- Law firm is restoring 50% of salary reductions
- Some furloughed staff now laid off
Davis Wright Tremaine is walking back some of the austerity measures it took earlier this year, but also making some staff furloughs permanent layoffs as law firms face the new normal brought about by the coronavirus pandemic.
Davis Wright will restore 50% of the salary reductions it implemented back in May, effective Tuesday, according to an emailed statement provided to Bloomberg Law from managing partner Jeff Gray.
“Due to our focus on serving clients, developing new work, and managing billing and collections, we expect to finish the year better than we had previously modeled,” Gray said.
The firm will bring back a number of the 8% of staff furloughed earlier this year, Gray said. But it has also “made the difficult decision” to lay off some of those furloughed staff, “not knowing when, if ever, their previous work will return.”
“This is the result of a fundamental shift in how we expect to operate and support our clients and lawyers going forward and not a cost-cutting measure,” Gray said. Those laid off are receiving increased severance payments, additional outplacement and coaching support and coverage on medical premiums through the end of the year, the statement said.
More Roll Backs
Davis Wright is one of several Big Law firms to walk back pay cuts implemented amid concerns about the economic impact of the coronavirus pandemic, though attorney and staff layoffs remain relatively rare.
Loeb & Loeb announced last week that it would partially reverse salary cuts for its attorneys and paralegals. Other firms to roll back austerity measures include Crowell & Moring, Cadwalader, Wickersham & Taft, Holland & Knight, Katten Muchin Rosenman, Fox Rothschild, K&L Gates, Baker Botts, Reed Smith, and Sheppard, Mullin, Richter, and Hampton.

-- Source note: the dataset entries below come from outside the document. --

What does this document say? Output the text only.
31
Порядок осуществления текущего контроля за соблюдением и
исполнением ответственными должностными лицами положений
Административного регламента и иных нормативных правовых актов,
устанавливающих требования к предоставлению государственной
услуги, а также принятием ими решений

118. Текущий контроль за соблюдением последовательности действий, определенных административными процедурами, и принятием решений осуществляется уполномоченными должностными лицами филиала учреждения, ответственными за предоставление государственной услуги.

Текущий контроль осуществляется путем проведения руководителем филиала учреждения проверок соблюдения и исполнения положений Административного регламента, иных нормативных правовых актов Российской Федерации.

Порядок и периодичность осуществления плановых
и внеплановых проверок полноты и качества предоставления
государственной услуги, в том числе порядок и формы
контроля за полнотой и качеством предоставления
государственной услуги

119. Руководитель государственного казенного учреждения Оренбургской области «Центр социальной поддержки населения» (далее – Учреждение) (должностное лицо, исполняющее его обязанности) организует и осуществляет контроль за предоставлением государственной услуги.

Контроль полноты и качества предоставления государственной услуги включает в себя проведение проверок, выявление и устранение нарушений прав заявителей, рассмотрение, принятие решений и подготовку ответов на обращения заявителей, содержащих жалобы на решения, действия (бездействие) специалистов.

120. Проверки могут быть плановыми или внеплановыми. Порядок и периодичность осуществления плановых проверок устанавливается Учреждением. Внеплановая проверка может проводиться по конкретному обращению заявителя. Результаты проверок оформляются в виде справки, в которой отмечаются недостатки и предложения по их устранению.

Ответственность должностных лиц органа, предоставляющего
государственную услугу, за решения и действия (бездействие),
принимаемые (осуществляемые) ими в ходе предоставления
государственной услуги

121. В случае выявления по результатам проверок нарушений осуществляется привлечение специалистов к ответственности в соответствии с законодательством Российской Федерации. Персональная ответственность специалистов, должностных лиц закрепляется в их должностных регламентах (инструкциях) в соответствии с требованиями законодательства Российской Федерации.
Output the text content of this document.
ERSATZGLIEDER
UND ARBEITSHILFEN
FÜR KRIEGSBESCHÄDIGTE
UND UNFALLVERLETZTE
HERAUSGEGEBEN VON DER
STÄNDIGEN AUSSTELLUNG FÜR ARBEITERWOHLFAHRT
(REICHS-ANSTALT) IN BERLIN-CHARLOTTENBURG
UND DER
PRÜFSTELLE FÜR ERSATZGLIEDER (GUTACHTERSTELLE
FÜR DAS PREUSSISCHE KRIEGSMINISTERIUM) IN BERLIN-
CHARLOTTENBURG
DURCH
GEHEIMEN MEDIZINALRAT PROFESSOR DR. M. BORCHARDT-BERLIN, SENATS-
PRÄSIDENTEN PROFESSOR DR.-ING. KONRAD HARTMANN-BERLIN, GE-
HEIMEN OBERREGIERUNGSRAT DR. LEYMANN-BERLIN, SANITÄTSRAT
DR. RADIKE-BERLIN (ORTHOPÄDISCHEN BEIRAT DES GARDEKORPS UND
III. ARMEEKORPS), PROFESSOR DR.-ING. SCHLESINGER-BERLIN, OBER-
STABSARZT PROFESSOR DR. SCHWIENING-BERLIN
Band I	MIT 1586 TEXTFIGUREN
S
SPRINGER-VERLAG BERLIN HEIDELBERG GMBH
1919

Davis Wright’s spring reductions affected contract partners and C-level executives, who saw 15% pay cuts, while associates, counsel and of counsel received 12% reductions in salary. The firm’s staff also saw cuts ranging from 6% to 10%, based on salary level, with no reduction for those making less than $60,000.
The firm also reduced its quarterly equity partner distributions, with the expectation that partner compensation would be at least 25% below budget in 2020.
Gray said in the Tuesday statement the firm will increase third quarter distributions for its equity partners and is “optimistic” it will be able to do the same for the fourth quarter.